Your dollars being worth ~2.5x less than they would have been otherwise is huge, and largely explains nearly every graph from https://wtfhappenedin1971.com/ . This also ignores the fact that CPI does not accurately reflect change in costs of things like education, healthcare, and housing which have all inflated in cost far beyond the rate of nominal CPI. And all having the same common denominator of dramatic increases in government $ involvement, which has largely been enabled by the end of Bretton Woods.

I'd also add here that another child comment is completely correct. Inflation had already been increasing at an unacceptable rate prior to 1971, largely due to reckless spending. And that was a major reason we withdrew from Bretton Woods. But it was completely myopic. Instead of solving the problem, we simply gave ourselves room to make it even worse, which we promptly proceeded to do - much much worse. So now instead of solving a relatively small problem in 1971, we strapped a bandaid on it and gave a later generation an exponentially larger problem to solve.
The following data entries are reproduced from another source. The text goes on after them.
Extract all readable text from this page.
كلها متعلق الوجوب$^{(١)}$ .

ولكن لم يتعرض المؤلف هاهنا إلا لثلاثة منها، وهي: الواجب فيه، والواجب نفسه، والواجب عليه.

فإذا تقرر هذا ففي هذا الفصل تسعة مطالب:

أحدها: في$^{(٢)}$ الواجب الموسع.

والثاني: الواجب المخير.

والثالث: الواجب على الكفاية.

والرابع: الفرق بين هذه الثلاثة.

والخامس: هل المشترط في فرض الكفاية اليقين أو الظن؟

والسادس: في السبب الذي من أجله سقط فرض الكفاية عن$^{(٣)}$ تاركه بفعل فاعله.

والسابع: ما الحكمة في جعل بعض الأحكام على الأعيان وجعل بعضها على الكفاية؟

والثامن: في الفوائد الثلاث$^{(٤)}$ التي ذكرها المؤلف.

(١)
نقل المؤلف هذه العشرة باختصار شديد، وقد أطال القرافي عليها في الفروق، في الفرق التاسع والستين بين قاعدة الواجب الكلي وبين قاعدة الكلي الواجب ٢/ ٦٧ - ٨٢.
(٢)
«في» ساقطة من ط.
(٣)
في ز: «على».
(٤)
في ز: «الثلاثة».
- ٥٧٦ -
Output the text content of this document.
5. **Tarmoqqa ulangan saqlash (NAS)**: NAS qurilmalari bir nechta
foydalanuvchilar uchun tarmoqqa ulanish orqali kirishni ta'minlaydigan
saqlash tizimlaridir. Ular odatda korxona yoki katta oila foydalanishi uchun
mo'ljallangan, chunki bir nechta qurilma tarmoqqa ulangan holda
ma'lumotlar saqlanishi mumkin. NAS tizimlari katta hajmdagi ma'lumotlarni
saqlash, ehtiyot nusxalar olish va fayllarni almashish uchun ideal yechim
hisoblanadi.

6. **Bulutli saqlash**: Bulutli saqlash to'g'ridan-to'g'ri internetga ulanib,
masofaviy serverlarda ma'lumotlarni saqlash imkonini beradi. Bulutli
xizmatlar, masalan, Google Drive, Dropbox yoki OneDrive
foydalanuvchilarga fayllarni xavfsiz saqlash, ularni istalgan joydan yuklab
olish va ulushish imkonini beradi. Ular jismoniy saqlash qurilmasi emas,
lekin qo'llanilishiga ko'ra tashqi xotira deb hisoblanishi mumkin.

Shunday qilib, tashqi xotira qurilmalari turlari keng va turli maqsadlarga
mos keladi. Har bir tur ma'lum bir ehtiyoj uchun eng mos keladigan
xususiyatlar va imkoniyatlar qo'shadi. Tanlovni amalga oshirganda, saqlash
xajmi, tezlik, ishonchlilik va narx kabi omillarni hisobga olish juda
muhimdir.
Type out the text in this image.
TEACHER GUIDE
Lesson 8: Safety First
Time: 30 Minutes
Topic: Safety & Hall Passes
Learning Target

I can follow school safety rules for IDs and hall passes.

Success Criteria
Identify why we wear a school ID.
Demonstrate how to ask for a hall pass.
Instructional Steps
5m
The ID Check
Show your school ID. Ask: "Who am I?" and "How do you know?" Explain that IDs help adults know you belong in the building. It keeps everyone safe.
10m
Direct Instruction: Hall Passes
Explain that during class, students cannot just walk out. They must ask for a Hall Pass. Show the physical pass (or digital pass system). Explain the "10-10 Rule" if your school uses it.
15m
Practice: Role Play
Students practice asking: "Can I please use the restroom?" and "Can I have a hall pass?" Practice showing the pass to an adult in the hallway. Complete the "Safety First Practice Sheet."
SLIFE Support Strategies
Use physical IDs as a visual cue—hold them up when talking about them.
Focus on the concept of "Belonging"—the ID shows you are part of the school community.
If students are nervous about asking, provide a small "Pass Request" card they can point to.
The point of this is that the delta from 1952-1972 is already far higher than it "should" have been. The "to the moon" rates from there are simply completely unsustainable.


Yes and now look at indicators that aren't susceptible to manipulation by a government agency and are more favoured assets by the institutions who get the money first. That would be real estate in major markets, stock market price/earnings, luxury goods. Those increased by a substantially larger margin.